Parsed rows are pushed into RowCollection.

  • Threaded builds use ThreadSafeDeque<CSVRow>.
  • No-thread builds alias the same queue name to SingleThreadDeque<CSVRow>.

CSVFormat::threading(false) changes scheduling, not the queue type. In a thread-enabled build, the reader still owns a ThreadSafeDeque<CSVRow>, but the read cycle runs synchronously and no background producer races the consumer. Swapping to SingleThreadDeque for this runtime opt-out would be a micro- optimization, not a correctness requirement.

Both queues satisfy the parser queue concept: push rows, append row batches, pop rows, drain rows, and expose wait/notify hooks. Diagnostic helpers such as ThreadSafeDeque::inspect() are intentionally not part of the shared queue contract.

From CSVRow to CSVField

CSVRow is a lightweight view over shared RawCSVData.

When the user asks for a field:

auto field = row["name"];
auto value = field.get<std::string>();

the row looks up the field metadata, slices either RawCSVData::data or RawCSVData::quote_arena, applies trim if configured, and returns a CSVField.

CSVRow / CSVField split the remaining work this way:

  • Unquoted, untrimmed fields can remain a string_view.
  • Fields containing doubled quotes were already unescaped into RawCSVData::quote_arena by CSVParserCore.
  • Trimmed fields apply trim behavior when CSVRow creates the field view.
  • Scalar classification and typed conversions happen in CSVField::type(), get<T>(), and try_get<T>().
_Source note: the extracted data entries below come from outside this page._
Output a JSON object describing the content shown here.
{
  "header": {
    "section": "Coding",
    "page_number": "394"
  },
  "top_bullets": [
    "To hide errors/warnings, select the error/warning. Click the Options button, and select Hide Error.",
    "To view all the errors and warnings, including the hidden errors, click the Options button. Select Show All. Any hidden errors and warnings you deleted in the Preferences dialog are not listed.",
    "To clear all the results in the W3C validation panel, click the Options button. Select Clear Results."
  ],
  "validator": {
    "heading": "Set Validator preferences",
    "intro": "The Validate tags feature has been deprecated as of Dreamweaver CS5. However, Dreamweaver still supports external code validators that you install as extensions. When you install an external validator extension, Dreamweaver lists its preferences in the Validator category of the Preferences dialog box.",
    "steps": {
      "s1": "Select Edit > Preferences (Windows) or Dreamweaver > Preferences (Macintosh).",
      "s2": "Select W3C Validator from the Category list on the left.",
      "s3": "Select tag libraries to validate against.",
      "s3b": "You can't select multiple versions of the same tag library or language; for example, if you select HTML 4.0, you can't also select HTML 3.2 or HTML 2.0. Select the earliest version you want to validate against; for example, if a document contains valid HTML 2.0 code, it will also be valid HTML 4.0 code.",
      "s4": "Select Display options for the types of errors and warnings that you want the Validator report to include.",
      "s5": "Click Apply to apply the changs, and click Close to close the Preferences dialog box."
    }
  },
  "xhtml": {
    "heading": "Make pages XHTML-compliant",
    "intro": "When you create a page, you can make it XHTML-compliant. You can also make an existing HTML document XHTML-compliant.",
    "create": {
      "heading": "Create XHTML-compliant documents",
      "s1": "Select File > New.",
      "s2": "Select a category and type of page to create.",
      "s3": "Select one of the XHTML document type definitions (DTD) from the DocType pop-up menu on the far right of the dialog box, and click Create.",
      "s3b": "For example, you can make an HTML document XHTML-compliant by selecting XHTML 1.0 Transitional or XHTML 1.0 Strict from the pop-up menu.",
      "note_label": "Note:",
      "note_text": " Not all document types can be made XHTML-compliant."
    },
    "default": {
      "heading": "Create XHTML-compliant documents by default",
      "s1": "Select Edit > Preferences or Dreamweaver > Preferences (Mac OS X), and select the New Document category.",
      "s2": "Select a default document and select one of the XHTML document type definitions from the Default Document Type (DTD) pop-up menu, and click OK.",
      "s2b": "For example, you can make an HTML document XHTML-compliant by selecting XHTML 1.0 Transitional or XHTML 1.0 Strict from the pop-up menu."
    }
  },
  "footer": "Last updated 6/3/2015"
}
This keeps parser throughput focused on boundary detection instead of string construction.

Where Copies Happen

Expected copies:

  • Stream sources copy bytes into owned windows.
  • CSVField::get<std::string>() returns an owning string.
  • Fields containing doubled quotes are copied once by the parser into RawCSVData::quote_arena.
  • Some repair paths concatenate row fragments when speculation was wrong or a row spans chunks.

Expected non-copies:

  • Mmap source bytes are viewed, not copied, during normal parsing.
  • CSVRow copies are cheap shared ownership transfers.
  • Field metadata records offsets and lengths, not strings.

Common Bug Sites

Check these first when field data looks wrong:

  • Mmap vs stream path parity.
  • Chunk boundaries around fields larger than 10MB.
  • CRLF split across chunks.
  • Embedded newlines inside quoted fields.
  • Wrong speculative initial quote state.
  • Validator repair path and fragment concatenation.
  • RawCSVData backing ownership lifetime.
  • Parser-realized doubled-quote storage in RawCSVData::quote_arena.
  • Trim behavior in CSVRow.
  • Lazy scalar classification/conversion behavior in CSVField.
  • Runtime CSVFormat::threading(false) path, which should change scheduling only, not row contents.

Debugging Rule of Thumb

If the field boundary is wrong, start in CSVParserCore or the speculative fragment/validator path.

If the boundary is right but the string value is wrong, start in CSVRow, CSVField, or RawCSVData ownership/materialization.

If only large files fail, suspect chunk boundaries.

If only one constructor fails, suspect MmapParser or StreamParser.